İran’da doğup Anadolu’da şekillenen, Balkanlar’da olgunlaşıp Avrupanın içlerine dağılan düalist akım binlerce yıl süren yolculuğunda nihayet 1200’lerin başında Toulouse’a komşu Albi bölgesinde Kathar inancı olarak tekrar ortaya çıkar.
Kısa sürede Vatikan’ın ve mevcut Feodal yapının maddi ve manevi baskısından bunalmış olan halkı bir araya toplar.
Önemli fikir ayrılıkları içinde olsa da Hıristiyanlığı esas din olarak kabul eden Kathar inancı düalist özellikleri sayesinde o yüzyılda fakirlik ve savaşlar yüzünden artık sıkça sorulmaya başlayan “Neden kötülük ve acı vardır” sorusuna oldukça kolay cevap verebildiği için olsa gerek halk tarafından kısa zamanda sevilerek benimsenir.
Bildiğimiz üzere tek tanrılı dinler, tanrının insan iradesini özgür bırakıp iyi ve kötü arasında seçim yapmasına olanak bıraktığı prensibini benimser.
Kathar inancı ise bu inanç sitemine, her şeyi bilen Tanrı’nın zaten insanın iyi ya da kötüden hangisini seçeceğini yaratırken bilmesi gerektiğini, bunu bile bile neden kötüyü yarattığını sorgulayarak karşı çıkar. Kötünün tanrı tarafından yaratılmadığını ya da onun kontrolünde olmayan bağımsız bir güç olduğunu kabul eden Katharlar ise kendi inanç sistemlerinde düzen sorusuna net bir çözüm getiremezler. İki tane güç, iyi ve kötü varsa bunların arasındaki kuralları kim koymuştur?

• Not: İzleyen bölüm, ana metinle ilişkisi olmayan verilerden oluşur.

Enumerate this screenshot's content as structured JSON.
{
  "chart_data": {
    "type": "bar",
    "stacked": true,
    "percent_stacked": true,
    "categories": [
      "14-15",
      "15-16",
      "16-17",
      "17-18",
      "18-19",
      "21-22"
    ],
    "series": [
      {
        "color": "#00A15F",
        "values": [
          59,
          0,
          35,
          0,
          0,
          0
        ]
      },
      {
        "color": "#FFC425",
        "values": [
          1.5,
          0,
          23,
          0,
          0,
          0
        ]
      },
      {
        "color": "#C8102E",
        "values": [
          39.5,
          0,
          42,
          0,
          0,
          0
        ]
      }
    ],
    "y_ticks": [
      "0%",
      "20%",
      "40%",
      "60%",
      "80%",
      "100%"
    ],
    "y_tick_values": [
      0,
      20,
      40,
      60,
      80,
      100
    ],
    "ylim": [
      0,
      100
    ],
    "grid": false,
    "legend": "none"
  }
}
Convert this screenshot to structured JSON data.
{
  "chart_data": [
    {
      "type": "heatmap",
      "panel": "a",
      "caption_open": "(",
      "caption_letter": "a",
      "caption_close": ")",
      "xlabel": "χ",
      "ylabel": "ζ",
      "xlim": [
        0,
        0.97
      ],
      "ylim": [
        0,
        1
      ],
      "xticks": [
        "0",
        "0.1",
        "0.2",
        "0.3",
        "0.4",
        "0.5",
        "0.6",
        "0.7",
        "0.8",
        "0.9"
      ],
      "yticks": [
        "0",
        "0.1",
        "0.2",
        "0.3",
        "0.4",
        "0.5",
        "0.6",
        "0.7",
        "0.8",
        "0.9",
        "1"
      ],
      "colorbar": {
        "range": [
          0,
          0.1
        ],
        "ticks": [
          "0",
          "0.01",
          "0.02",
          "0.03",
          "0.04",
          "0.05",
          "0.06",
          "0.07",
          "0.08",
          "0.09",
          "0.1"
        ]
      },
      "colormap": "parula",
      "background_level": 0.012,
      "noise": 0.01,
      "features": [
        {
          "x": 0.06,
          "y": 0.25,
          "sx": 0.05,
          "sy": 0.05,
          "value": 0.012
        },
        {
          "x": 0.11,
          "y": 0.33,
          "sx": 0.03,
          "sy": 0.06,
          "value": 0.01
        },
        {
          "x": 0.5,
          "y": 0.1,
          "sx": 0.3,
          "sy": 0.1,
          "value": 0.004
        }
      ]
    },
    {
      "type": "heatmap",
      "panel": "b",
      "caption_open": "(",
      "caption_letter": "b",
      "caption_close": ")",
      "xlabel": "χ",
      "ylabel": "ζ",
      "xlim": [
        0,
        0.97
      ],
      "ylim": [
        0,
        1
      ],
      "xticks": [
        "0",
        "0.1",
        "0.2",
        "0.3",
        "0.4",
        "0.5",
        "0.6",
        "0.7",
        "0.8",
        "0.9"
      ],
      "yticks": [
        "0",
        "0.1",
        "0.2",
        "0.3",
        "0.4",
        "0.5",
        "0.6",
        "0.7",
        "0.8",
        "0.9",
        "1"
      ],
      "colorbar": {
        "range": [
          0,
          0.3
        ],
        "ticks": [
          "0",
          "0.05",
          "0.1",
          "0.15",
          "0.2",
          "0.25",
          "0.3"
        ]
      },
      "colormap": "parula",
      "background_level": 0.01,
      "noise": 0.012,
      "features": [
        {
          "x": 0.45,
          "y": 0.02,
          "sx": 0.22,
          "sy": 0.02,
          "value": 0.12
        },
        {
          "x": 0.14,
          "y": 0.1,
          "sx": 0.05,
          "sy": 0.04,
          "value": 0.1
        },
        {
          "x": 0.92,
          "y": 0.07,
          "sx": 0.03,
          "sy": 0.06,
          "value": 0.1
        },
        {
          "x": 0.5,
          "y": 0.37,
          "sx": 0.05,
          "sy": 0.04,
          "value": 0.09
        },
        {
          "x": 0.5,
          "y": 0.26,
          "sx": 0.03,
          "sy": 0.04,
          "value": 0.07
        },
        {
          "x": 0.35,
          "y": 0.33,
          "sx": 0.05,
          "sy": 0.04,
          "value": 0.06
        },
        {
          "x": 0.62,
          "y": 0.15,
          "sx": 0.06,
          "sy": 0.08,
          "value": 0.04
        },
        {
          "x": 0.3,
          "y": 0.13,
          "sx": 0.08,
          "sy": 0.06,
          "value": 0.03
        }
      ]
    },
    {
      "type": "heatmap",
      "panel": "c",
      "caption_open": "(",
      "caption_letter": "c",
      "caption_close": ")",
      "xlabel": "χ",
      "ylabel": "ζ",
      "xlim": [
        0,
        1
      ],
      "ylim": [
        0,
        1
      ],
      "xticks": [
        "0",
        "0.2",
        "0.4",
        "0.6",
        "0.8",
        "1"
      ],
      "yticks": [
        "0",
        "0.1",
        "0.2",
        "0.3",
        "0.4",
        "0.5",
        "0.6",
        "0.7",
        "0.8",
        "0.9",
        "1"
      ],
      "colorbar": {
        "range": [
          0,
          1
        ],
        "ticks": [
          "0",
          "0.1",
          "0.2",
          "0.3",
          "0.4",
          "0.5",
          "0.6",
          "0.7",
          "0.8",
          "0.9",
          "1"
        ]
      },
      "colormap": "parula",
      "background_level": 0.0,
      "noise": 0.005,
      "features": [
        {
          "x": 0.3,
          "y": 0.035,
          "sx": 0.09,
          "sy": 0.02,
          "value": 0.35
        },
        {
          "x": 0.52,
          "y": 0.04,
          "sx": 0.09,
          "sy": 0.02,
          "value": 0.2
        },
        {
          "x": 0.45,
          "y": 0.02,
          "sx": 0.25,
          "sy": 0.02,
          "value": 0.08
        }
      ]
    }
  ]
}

1207 itibarı ile Vatikan’ın sapkın ilan ettiği bu tarikata karşı defalarca Haçlı seferleri düzenlenir.
Günümüzde hala gerek Hristiyanların gerek Müslümanların çok yoğun bir kötü gücün varlığına aslında düalist düalist bir kavram olan şeytana inancı oldukça ilginçtir, öyle ki insanlar kötüyle savaşmada iyi tanrının yardıma ihtiyacı olduğu fikrine bile ara ara kapılarak cihat ve haçlı seferlerini organize etmişlerdir.
Yaklaşık 40 yıl boyunca yapılan zulümler, 1243 yılında canlı kalan 500’e yakın Kathar’ın, bölgedeki en korunaklı kalelerden biri olan Montsegur’de sıkıştırılmasıyla son bulur. Yaklaşık 10.000 kişilik bir orduyla aylarca süren kuşatma, Kathar şövalyelerinin kendilerini ateşe atarak intihar etmesiyle biter ve Kathar’lar tarih sahnesinden silinir.
Ya da kendilerini oldukça iyi gizleyerek, gelecekte başka bir bölgede ortaya çıkacak şekilde inançlarına devam etmektedirler.
İşte bu hikayelerin ışığında Montsegur kalesine her tırmandığımda, yolda mutlaka durup gözlerimi kapatarak duvarlardaki taşlara dokunurum, belki bu esnada duyduğum çığlıklar ve ateşin sıcaklığıdır beni bu kadar heyecanlandıran.
Ya da çeşitli efsanelerde anlatıldığı gibi Tanrı ile İnsan arasındaki bağlantı aracı “Kutsal Kase” nin sırrının son anda da olsa bir kaç Kathar şövalyesi tarafından bu dağın içindeki gizli geçitlerden kaçırıldığına olan inancımdır.